Micro Batching
The Rerun SDK automatically handles micro-batching in a background thread in order to find a sweet spot between latency and throughput, reducing metadata overhead and thus improving both bandwidth and CPU usage.
The flushing is triggered by both time and space thresholds, whichever happens to trigger first.
This is very similar to, and has many parallels with, the compaction mechanism running on the datastore side.
You can configure these thresholds using the following environment variables:
RERUN_FLUSH_TICK_SECS
Sets the duration of the periodic tick that triggers the time threshold, in seconds.
Defaults to RERUN_FLUSH_TICK_SECS=0.2
(200ms) unless the recording stream uses a
a networking sink which defaults to RERUN_FLUSH_TICK_SECS=0.008
(8ms).
RERUN_FLUSH_NUM_BYTES
Sets the size limit that triggers the space threshold, in bytes.

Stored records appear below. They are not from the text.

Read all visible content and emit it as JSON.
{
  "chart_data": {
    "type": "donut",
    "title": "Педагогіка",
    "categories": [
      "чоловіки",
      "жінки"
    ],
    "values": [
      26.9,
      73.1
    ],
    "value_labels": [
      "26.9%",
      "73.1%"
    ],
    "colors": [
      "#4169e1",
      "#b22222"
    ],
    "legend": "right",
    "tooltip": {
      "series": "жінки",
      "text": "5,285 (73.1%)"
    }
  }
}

Defaults to RERUN_FLUSH_NUM_BYTES=1048576
(1MiB).
RERUN_FLUSH_NUM_ROWS
Sets the number of rows that drives the space threshold.

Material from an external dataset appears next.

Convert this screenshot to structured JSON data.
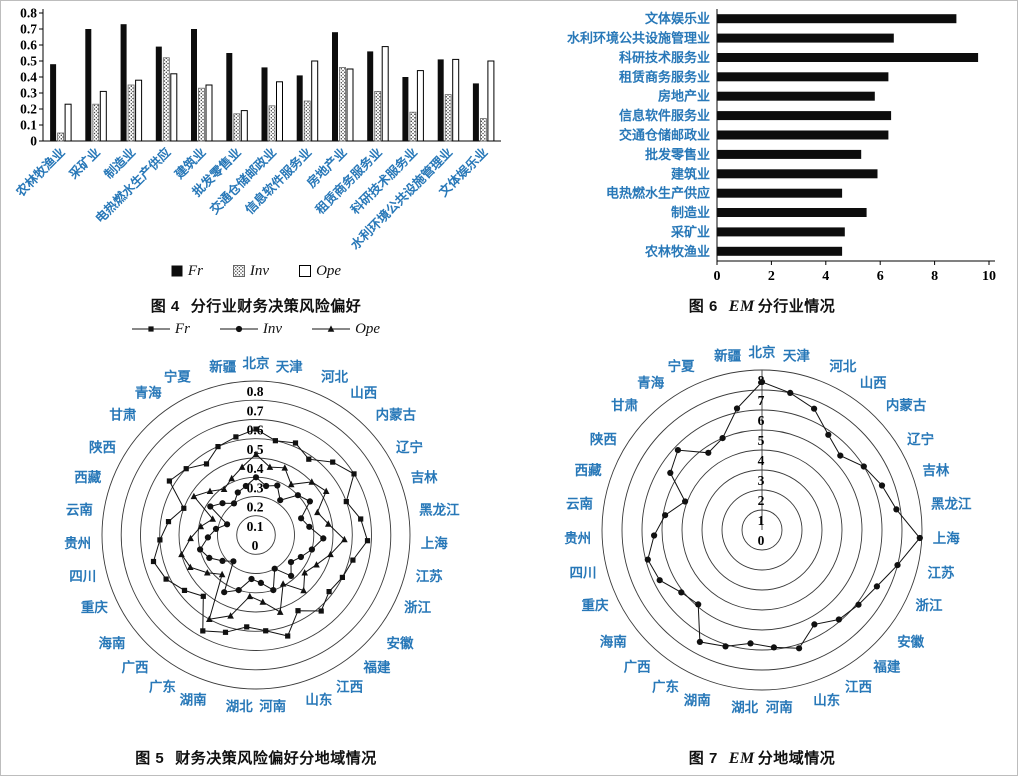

Defaults to RERUN_FLUSH_NUM_BYTES=18446744073709551615
(u64::MAX
).
Or directly from code, in Python & Rust:
"""
Shows how to configure micro-batching directly from code.
Check out <https://rerun.io/docs/reference/sdk/micro-batching> for more information.
"""
import rerun as rr
# Equivalent to configuring the following environment:
# * RERUN_FLUSH_NUM_BYTES=<+inf>
# * RERUN_FLUSH_NUM_ROWS=10
config = rr.ChunkBatcherConfig(
flush_num_bytes=2**63,
flush_num_rows=10,
)
rec = rr.RecordingStream("rerun_example_micro_batching", batcher_config=config)
rec.spawn()
# These 10 log calls are guaranteed be batched together, and end up in the same chunk.
for i in range(10):
rec.log("logs", rr.TextLog(f"log #{i}"))